A new study finds that precipitation levels during nesting season are not related to reproductive success for wild turkeys, which runs counter to the conventional wisdom regarding the role that rainfall plays in wild turkey nesting success. The findings shed new light on how climate change may affect wild turkey populations.
"We wanted to know how weather influences nesting success right now, and then use that data to assess how climate change may influence wild turkey populations in the future," says Wesley Boone, corresponding author of a paper on the work and a postdoctoral researcher at North Carolina State University.
"Wild turkeys are fairly tolerant of a wide range of conditions, but there are a host of factors that can affect their reproductive success," says Chris Moorman, co-author of the study and a professor of forestry and environmental resources at NC State. "This work focused on two of those conditions, precipitation and temperature, and how they may influence nest survival during the incubation period."
For the study, researchers focused on daily nest survival, which is whether the eggs in the nest survive any given 24-hour period. Over the course of eight years, researchers monitored 715 turkey nests and collected daily precipitation and temperature data for each nest during the entire incubation period. For temperature, the researchers looked specifically at the extent to which temperatures at each nest varied from historical averages.
The researchers analyzed all of this data to determine the extent to which precipitation and temperature were associated with daily nest survival.
"The most surprising finding was that precipitation during nesting was not a good predictor of daily nest survival," Moorman says. "It had been widely believed that particularly rainy weather made it more likely that eggs wouldn't survive."

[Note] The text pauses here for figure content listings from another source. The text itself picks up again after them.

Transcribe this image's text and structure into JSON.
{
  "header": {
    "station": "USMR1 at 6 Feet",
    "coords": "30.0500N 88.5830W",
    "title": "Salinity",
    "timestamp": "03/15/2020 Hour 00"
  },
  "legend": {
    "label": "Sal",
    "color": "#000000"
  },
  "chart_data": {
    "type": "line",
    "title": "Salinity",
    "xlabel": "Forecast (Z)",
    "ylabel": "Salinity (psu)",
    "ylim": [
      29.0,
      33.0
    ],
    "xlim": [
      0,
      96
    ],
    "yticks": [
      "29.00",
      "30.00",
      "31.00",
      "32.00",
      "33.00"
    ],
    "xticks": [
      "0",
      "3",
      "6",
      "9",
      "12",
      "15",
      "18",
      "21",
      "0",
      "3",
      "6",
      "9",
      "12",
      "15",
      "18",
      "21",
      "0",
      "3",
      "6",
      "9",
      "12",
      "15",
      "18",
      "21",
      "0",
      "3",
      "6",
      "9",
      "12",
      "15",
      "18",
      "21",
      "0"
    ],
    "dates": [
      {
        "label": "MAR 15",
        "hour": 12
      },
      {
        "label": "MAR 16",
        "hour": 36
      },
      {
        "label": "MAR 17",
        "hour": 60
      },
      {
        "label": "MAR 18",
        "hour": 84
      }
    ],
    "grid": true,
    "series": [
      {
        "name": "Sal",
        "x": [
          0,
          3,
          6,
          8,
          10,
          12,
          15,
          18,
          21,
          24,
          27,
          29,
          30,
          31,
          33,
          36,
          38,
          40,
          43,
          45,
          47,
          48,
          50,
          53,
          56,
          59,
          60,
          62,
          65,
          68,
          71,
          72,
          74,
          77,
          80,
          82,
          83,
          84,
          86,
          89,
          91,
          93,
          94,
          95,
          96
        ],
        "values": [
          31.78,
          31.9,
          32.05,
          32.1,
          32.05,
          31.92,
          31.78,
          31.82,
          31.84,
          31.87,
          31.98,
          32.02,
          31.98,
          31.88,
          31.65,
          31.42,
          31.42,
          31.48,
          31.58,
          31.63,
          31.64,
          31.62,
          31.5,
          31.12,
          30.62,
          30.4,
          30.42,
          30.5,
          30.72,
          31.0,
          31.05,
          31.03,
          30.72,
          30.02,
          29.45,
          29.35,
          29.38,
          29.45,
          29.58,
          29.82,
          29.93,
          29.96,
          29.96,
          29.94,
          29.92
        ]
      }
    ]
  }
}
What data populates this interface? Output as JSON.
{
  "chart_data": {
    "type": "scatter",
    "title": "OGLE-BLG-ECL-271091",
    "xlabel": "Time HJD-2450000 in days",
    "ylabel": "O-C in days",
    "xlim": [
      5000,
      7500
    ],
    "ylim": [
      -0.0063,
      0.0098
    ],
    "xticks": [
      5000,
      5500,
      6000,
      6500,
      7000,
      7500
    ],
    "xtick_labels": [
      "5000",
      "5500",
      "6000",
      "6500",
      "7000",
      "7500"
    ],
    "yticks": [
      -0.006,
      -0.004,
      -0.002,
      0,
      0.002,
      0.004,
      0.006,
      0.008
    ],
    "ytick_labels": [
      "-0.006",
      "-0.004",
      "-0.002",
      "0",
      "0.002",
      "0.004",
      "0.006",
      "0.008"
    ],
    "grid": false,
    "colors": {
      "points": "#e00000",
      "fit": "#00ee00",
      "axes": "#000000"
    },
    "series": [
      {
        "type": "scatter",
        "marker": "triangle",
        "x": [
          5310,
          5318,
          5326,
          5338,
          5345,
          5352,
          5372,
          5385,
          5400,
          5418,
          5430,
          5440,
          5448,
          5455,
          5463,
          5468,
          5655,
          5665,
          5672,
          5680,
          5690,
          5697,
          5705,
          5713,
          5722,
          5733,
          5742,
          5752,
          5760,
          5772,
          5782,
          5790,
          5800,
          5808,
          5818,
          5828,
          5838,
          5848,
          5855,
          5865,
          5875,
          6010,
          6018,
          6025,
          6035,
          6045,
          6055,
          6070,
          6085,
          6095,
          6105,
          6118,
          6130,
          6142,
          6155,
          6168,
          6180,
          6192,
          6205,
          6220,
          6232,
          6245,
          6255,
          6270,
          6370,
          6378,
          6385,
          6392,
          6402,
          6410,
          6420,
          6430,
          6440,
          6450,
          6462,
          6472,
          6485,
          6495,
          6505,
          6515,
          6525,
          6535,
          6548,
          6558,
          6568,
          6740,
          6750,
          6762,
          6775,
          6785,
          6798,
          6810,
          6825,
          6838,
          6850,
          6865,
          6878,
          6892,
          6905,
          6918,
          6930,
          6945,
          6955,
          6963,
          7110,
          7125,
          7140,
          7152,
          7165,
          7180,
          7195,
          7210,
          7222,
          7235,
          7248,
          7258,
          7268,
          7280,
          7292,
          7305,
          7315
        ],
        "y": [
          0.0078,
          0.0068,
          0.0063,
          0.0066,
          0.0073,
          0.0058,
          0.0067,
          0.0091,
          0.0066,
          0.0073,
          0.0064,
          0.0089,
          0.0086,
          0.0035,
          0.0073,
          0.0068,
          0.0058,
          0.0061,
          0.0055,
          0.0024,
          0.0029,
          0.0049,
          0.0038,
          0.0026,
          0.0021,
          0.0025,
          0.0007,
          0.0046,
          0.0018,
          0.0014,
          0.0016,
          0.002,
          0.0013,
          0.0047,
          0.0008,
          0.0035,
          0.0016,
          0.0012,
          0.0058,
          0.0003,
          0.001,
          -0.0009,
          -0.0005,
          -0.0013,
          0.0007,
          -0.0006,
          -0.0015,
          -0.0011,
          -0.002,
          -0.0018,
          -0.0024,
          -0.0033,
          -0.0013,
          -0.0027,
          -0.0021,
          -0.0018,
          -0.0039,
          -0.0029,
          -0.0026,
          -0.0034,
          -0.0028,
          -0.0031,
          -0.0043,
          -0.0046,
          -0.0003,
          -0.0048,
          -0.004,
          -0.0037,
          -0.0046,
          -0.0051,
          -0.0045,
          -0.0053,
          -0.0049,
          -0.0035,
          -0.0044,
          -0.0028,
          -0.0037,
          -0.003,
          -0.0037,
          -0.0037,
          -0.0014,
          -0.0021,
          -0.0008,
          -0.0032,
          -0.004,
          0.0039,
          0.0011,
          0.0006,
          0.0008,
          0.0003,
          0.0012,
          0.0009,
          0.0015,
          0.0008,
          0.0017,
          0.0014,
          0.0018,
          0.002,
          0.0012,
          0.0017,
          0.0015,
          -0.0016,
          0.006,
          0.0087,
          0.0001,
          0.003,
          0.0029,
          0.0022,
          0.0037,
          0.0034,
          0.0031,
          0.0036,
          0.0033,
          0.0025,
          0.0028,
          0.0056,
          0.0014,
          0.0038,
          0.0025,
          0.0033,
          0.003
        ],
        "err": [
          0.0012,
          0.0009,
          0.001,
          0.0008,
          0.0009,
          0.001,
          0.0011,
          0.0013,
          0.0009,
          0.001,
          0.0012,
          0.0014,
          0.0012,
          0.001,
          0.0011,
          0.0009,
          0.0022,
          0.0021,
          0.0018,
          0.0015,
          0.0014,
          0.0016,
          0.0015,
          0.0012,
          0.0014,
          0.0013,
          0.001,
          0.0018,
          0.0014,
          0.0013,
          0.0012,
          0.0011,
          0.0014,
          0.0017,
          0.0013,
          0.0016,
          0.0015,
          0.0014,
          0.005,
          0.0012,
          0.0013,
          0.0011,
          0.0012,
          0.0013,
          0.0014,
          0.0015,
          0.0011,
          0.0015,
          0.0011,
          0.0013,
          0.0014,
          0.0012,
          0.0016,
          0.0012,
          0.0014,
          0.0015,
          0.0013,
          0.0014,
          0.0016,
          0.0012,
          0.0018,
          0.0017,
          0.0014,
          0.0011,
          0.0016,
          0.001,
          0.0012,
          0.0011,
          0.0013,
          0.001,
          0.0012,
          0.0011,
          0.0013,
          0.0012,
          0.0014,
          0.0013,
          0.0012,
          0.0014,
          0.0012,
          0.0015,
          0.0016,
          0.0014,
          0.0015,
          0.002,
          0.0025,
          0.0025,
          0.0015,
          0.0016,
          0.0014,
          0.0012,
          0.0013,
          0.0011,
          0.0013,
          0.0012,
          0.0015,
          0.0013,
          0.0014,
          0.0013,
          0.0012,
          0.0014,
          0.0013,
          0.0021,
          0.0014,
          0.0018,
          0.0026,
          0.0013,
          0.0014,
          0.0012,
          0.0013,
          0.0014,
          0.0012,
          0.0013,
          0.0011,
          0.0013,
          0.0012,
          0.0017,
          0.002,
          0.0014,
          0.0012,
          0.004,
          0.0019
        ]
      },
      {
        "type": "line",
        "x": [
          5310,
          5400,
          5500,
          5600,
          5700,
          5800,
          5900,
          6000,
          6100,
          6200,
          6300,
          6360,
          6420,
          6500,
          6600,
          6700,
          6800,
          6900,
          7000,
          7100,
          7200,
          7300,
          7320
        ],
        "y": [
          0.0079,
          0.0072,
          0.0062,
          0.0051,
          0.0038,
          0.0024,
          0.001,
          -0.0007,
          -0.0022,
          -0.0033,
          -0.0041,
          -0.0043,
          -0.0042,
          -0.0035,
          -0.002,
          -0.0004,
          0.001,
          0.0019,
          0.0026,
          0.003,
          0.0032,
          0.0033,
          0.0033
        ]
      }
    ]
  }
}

"We also found that temperatures which were higher than historical averages were associated with higher rates of daily nest survival during incubation," says Boone. "Peak nesting season is generally in April, so we're talking about warmer than average spring weather."
"Taken by itself, this might suggest that climate change could benefit turkey reproductive success and, by extension, turkey populations," Moorman says. "However, we also looked at precipitation and temperature data for the months leading up to nesting season, and at the overall likelihood that a turkey nest will successfully hatch at least one egg. And when we looked at both of those datasets, things get a lot less clear."
"For example, the data suggest that more precipitation in January -- long before nesting season -- is associated with greater nest survival," Boone says. "The data also suggest that higher temperatures in January are associated with worse nesting survival. But there is so much uncertainty related to those findings that it's not clear whether there's a real relationship there, or if it's an anomaly. However, it does temper any enthusiasm we might have about the likelihood that climate change will benefit turkey populations."
The research was done with support from the U.S. Geological Survey's Southeast Climate Adaptation Science Center, which is headquartered at NC State; and from the National Institute of Food and Agriculture, under McIntire Stennis Project Number 7001494. Additional support was provided by the Georgia Department of Natural Resources-Wildlife Resources Division, the Louisiana Department of Wildlife and Fisheries, the South Carolina Department of Natural Resources, the North Carolina Wildlife Resources Commission, the National Wild Turkey Federation, the United States Department of Agriculture's Forest Service, the Warnell School of Forestry and Natural Resources at the University of Georgia and the School of Renewable Natural Resources at Louisiana State University.